The day’s program ended with lunch, during/after which I interviewed some people for the music project. I still need to listen to those and find some snippets to upload. I’m not uploading everything people told me, because it’s research material for the doc, but I’ll put short segments on the blog so you can hear what I’m interested in.
After lunch, I still had a few hours to spare until my flight, which were spent socializing in the hotel bar again. At the airport, we experienced what is referred to as “bunching” on the Amazing Race recaps on TWOP: six of us were on the same flight to Toronto.
Waiting for the flight to Toronto.
The flight was delayed, because of the weather somewhere. What else is new.
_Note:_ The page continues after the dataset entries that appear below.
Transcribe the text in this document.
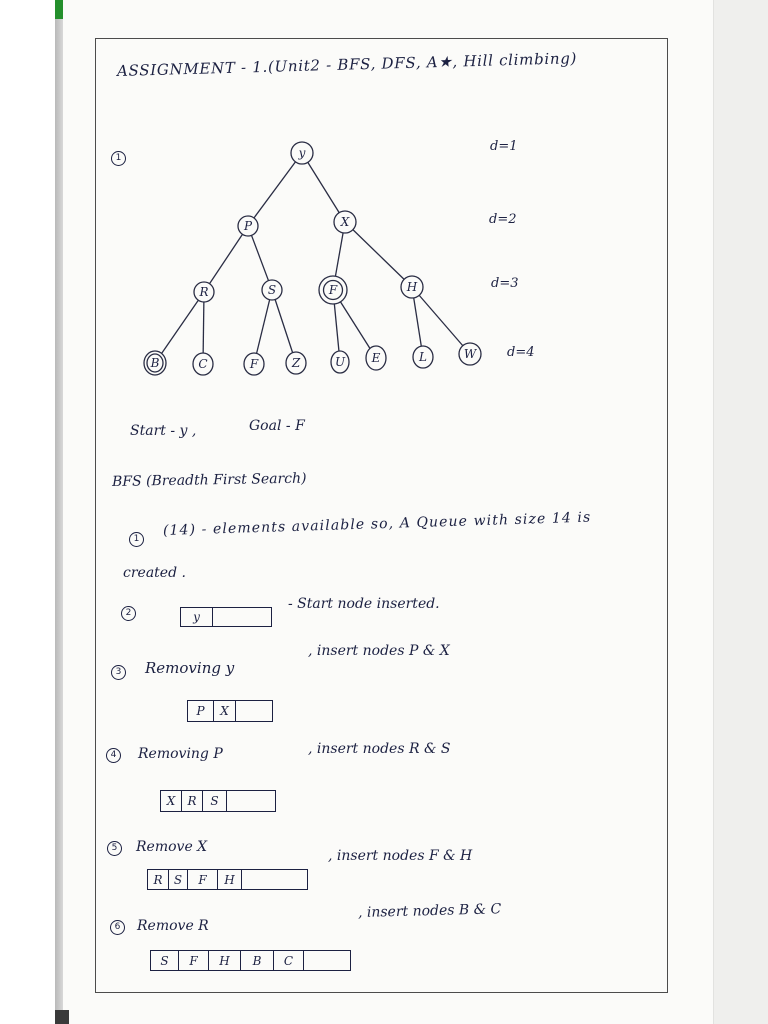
ASSIGNMENT - 1.(Unit2 - BFS, DFS, A★, Hill climbing)
1	y
P	X
R	S	F	H
B	C	F	Z	U E	L	W
d=1
d=2
d=3
d=4
Start - y ,	Goal - F
BFS (Breadth First Search)
1
(14) - elements available so, A Queue with size 14 is
created .
2	y
- Start node inserted.
3	Removing y
, insert nodes P & X
P	X
4	Removing P	, insert nodes R & S
X	R	S
5	Remove X
, insert nodes F & H
R S	F	H
6	Remove R
, insert nodes B & C
S	F	H	B	C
When we finally landed in Toronto, five of us were almost home, but Victor still had to catch a flight to London. I gave him my cell phone number in case he didn’t make it, but when I passed customs I got a text from him: “Ran and made it on board – was the last person!”. It really was just like the Amazing Race.
My customs experience was the usual boring event. Meanwhile, Michael had a much more fun time two booths over: when he told the officer that he was returning from a science blogging conference, she said “You’re a blogger!?” and “What’s your favourite XKCD comic?” Why don’t I get those customs people?
Outside, Glendon and I waited another 30 minutes for a bus that comes “every 15 minutes” before being able to make our way downtown. John and Sam had taken a cab and were probably already asleep by the time we got on the bus, but I tried not to think about that and started mentally processing the conference instead. I had a great time! I didn’t meet that many new people (maybe 5 or 7 or so), but I really enjoyed seeing old friends again, and meeting in person people I had only met online.
It should be mentioned that many people brought up “the next blogging conference in London”, so get on that, guys! (I know, I know, Matt left, and clearly the whole business is in shambles and nobody else is capable of organizing a science blogging conference, but just call a date and reserve some space and we’ll come. “Build it and they will come” may not work for social networks, but the unconference movement has shown that it works perfectly fine for conferences. On that note, if anyone has access to free or very cheap conference space in Toronto please drop me a line.)
2 comments
Eva, I think this is your 100th post, isn’t it?
Is it? Really? [mad clicking around the site] It is! I didn’t even know. Uhm, party?